The most intense aromas of all emanate from your teapot, which serves as a super-sized aroma cup, concentrating and intensifying the tea’s fragrance to the nth degree. After you’ve finished your tea and emptied the pot, leave it covered (with or without its cozy) until the residue dries. This might be a few minutes, or if you forget it could be hours or even overnight.

Be sure that there is no more liquid in the pot, so you don’t risk scalding yourself with steam. With your face just above the teapot, quickly lift the lid and inhale the rich bouquet. Let yourself discover nuances that were not discernible in the liquid — perhaps a touch of spice, or a honey-like sweetness. They’ll all be there … and they’ll all be exquisite!

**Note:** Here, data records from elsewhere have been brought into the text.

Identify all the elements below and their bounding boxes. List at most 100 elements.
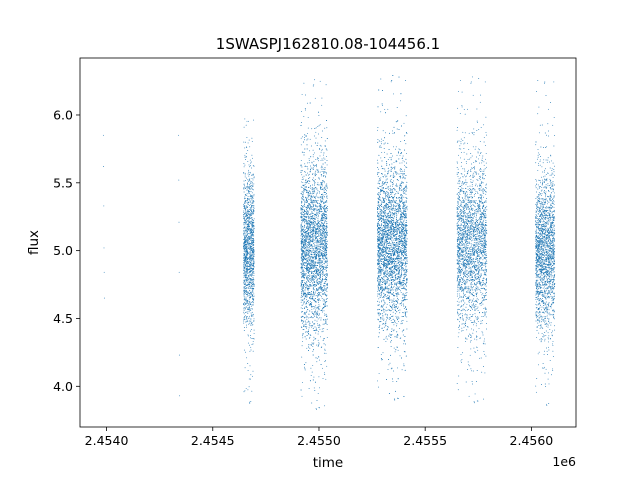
data-point (311, 244, 313, 245)
data-point (312, 258, 314, 260)
data-point (250, 329, 252, 331)
data-point (306, 263, 308, 265)
data-point (311, 245, 313, 247)
data-point (308, 313, 310, 315)
data-point (243, 287, 245, 289)
data-point (319, 238, 321, 240)
data-point (252, 222, 254, 224)
data-point (326, 298, 328, 299)
data-point (247, 161, 249, 163)
data-point (321, 166, 323, 168)
data-point (321, 170, 323, 172)
data-point (310, 285, 312, 287)
data-point (246, 302, 248, 304)
data-point (326, 208, 328, 209)
data-point (322, 229, 324, 230)
data-point (311, 371, 313, 373)
data-point (318, 298, 319, 300)
data-point (323, 230, 325, 232)
data-point (321, 309, 323, 311)
data-point (314, 262, 316, 264)
data-point (247, 270, 249, 272)
data-point (300, 224, 302, 226)
data-point (315, 248, 317, 250)
data-point (325, 248, 327, 250)
data-point (301, 259, 303, 261)
data-point (322, 233, 323, 235)
data-point (324, 187, 325, 189)
data-point (310, 279, 312, 281)
data-point (316, 320, 318, 322)
data-point (304, 366, 305, 368)
data-point (302, 176, 304, 178)
data-point (312, 262, 314, 263)
data-point (317, 299, 319, 301)
data-point (319, 259, 321, 261)
data-point (317, 331, 319, 333)
data-point (317, 196, 319, 198)
data-point (320, 187, 322, 189)
data-point (251, 167, 253, 169)
data-point (304, 368, 306, 370)
data-point (243, 255, 245, 257)
data-point (250, 265, 252, 267)
data-point (325, 175, 327, 177)
data-point (252, 223, 254, 225)
data-point (250, 161, 252, 163)
data-point (324, 192, 326, 194)
data-point (321, 196, 323, 198)
data-point (302, 257, 304, 259)
data-point (311, 201, 313, 203)
data-point (325, 190, 327, 192)
data-point (304, 254, 306, 256)
data-point (243, 180, 245, 182)
data-point (244, 279, 246, 281)
data-point (307, 193, 309, 195)
data-point (247, 187, 249, 189)
data-point (249, 271, 251, 273)
data-point (304, 225, 306, 227)
data-point (322, 159, 324, 161)
data-point (301, 239, 303, 241)
data-point (252, 340, 254, 342)
data-point (309, 231, 311, 233)
data-point (316, 400, 318, 401)
data-point (251, 174, 253, 176)
data-point (247, 238, 248, 240)
data-point (248, 218, 250, 220)
data-point (314, 142, 316, 144)
data-point (326, 200, 328, 201)
data-point (315, 127, 317, 129)
data-point (321, 253, 323, 255)
data-point (248, 225, 250, 227)
data-point (314, 258, 316, 260)
data-point (303, 251, 305, 253)
data-point (246, 221, 248, 223)
data-point (247, 206, 249, 208)
data-point (317, 158, 319, 160)
data-point (252, 211, 254, 213)
data-point (246, 281, 248, 283)
data-point (252, 233, 253, 235)
data-point (248, 247, 250, 249)
data-point (244, 291, 246, 293)
data-point (243, 141, 245, 143)
data-point (310, 187, 312, 189)
data-point (247, 201, 249, 203)
data-point (250, 267, 252, 269)
data-point (251, 292, 252, 294)
data-point (243, 213, 245, 215)
data-point (313, 184, 315, 186)
data-point (319, 171, 321, 173)
data-point (326, 328, 328, 330)
data-point (321, 226, 323, 228)
data-point (317, 219, 319, 221)
data-point (323, 157, 325, 159)
data-point (303, 278, 305, 280)
data-point (316, 262, 318, 264)
data-point (248, 209, 250, 210)
data-point (246, 324, 247, 326)
data-point (323, 293, 325, 295)
data-point (301, 214, 303, 216)
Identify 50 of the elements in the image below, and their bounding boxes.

Scientists tell us that of all the senses, our sense of smell is the most evocative. Images, textures, sounds, and flavours will certainly bring back memories. But aromas touch the unconsciousness and trigger emotional responses that are beyond our control. I always tell new tea drinkers: never wash your teacup, spoon, or especially your teapot before it has shared its tea story with you. And now I’ve told you, too.